IMPORTANT NOTE: The advent of ChatGPT and other forms of Artificial Intelligence appears to have sparked an existential debate within the realm of higher education. What will this tool mean for students, faculty, administrators, and the very future of education? Please read this page from UNF’s Office of Faculty Excellence to learn more.
As with any tool of this nature, decisions about academic integrity should not be based on a single data point, but rather an indicator that further review may be needed. As we learn more about AI-Detection, we will continue to update this knowledge base and blog.
Turnitin – the anti-plagiarism LTI installed in UNF’s instance of Canvas – recently added an AI-Detection feature described by the vendor as having the ability to “evaluate student writing for the presence of AI-generated text.”
UNF has not turned this feature on because, while the creators of various AI-Detection tools assert that they can accurately identify AI-generated content with 98% to 99% accuracy, third-party evaluations reveal higher rates of false positives associated with these tools. CIRT’s own internal testing also revealed high rates of false negatives (instances in which tools fail to detect the use of artificial intelligence altogether).
Here's What We Know
We want to use this blog as an opportunity to share some of the news concerning AI and AI-detection, as well as statements made by Turnitin and OpenAI (the creators of ChatGPT). We hope you will find the information below helpful as you consider using AI in your classroom.
Turnitin’s New AI-Detection Only Works with ChatGPT
Currently, Turnitin’s AI-Detection only works with ChatGPT versions 3 and 3.5 (it may not work with other generative text tools like Google Bard, Bing Chat, AI-Writer, or Ryter). OpenAI already provides paid access to GPT-4, and Turnitin claims that future updates to their detection software will address this version as well.
Turnitin’s Confidence in AI-Detection
On April 4, Turnitin released their AI-detection feature. While Turnitin claimed that their tool was more reliable than others on the market, some AI-professionals raised concerns about the tool’s accuracy and usefulness.
By June 2023, Turnitin publicly admitted that their AI-detection tool had a higher false positive rate than they had previously claimed. To their credit – unlike many other tools that claim high accuracy in detection – Turnitin released a blog in which they stated: “We cannot mitigate the risk of false positives completely given the nature of AI writing and analysis…”
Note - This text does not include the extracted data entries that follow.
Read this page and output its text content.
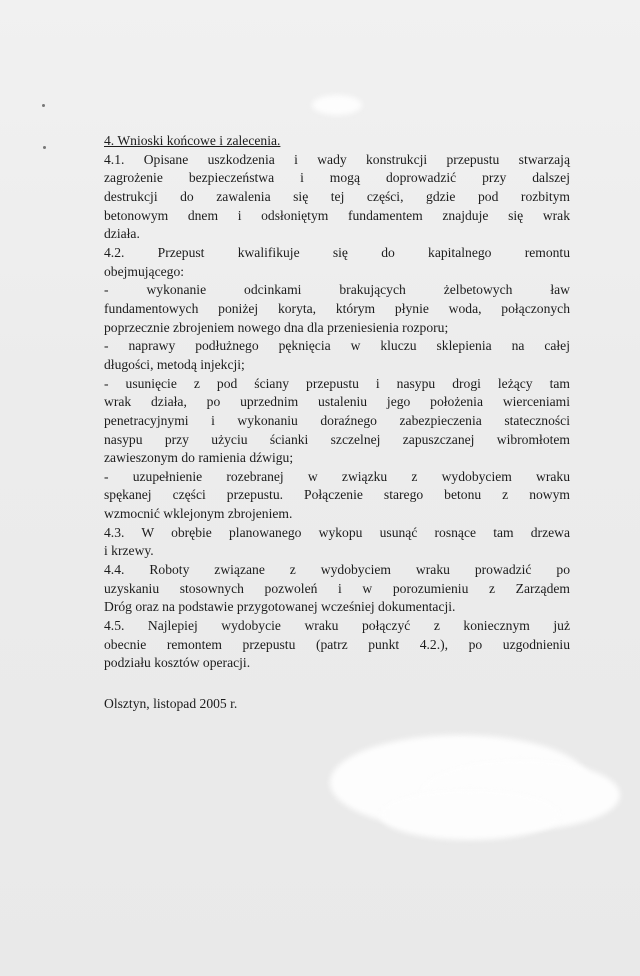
4. Wnioski końcowe i zalecenia.
4.1. Opisane uszkodzenia i wady konstrukcji przepustu stwarzają
zagrożenie bezpieczeństwa i mogą doprowadzić przy dalszej
destrukcji do zawalenia się tej części, gdzie pod rozbitym
betonowym dnem i odsłoniętym fundamentem znajduje się wrak
działa.
4.2. Przepust kwalifikuje się do kapitalnego remontu
obejmującego:
- wykonanie odcinkami brakujących żelbetowych ław
fundamentowych poniżej koryta, którym płynie woda, połączonych
poprzecznie zbrojeniem nowego dna dla przeniesienia rozporu;
- naprawy podłużnego pęknięcia w kluczu sklepienia na całej
długości, metodą injekcji;
- usunięcie z pod ściany przepustu i nasypu drogi leżący tam
wrak działa, po uprzednim ustaleniu jego położenia wierceniami
penetracyjnymi i wykonaniu doraźnego zabezpieczenia stateczności
nasypu przy użyciu ścianki szczelnej zapuszczanej wibromłotem
zawieszonym do ramienia dźwigu;
- uzupełnienie rozebranej w związku z wydobyciem wraku
spękanej części przepustu. Połączenie starego betonu z nowym
wzmocnić wklejonym zbrojeniem.
4.3. W obrębie planowanego wykopu usunąć rosnące tam drzewa
i krzewy.
4.4. Roboty związane z wydobyciem wraku prowadzić po
uzyskaniu stosownych pozwoleń i w porozumieniu z Zarządem
Dróg oraz na podstawie przygotowanej wcześniej dokumentacji.
4.5. Najlepiej wydobycie wraku połączyć z koniecznym już
obecnie remontem przepustu (patrz punkt 4.2.), po uzgodnieniu
podziału kosztów operacji.
Olsztyn, listopad 2005 r.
OpenAI’s Confidence in AI-Detection
On July 25th of this year, OpenAI (the creators of ChatGPT), admitted in a blog post that they themselves were unable to reliably detect the use of their own software. After decommissioning their own internal detection tool, OpenAI said they are still in the process of developing “mechanisms that enable users to understand if audio or visual content is AI-generated,” though they gave no indication of when such a tool would be ready for release. A recent Insider article, which highlights a guide released by OpenAI on how to use ChatGPT in the classroom, further elaborates on why AI-detection tools are unreliable.
Our Current Stance
Given the above, UNF has decided that current AI-detection software isn’t reliable enough to use without a significant risk of false positives or false negatives, which can lead to problems for both students and faculty. We believe that the data doesn’t support using any AI-Detection tool at this time and therefore, we cannot endorse or support such tools.
Instead of relying on AI-Detection, CIRT is working closely with several units on campus to consider a response to the advent of AI and AI-detections tools in the classroom and to develop guidance for UNF instructors. These units include ITS, the Dean of Students, the Office of Faculty Excellence, the Writing Program & Center, and CIRT’s Instructional Design team.
In the meantime, CIRT is happy to provide several resources to help navigate this technology. First, you may find it useful to review the resources available from the University of Missouri, which has been a forerunner on this subject. We also recommend reaching out to your department’s Instructional Designer Liaison to discuss new assessment strategies that account for student/AI collaboration.
Finally, if you believe a student has committed Academic Misconduct by violating a class or University policy, please contact the Dean of Students.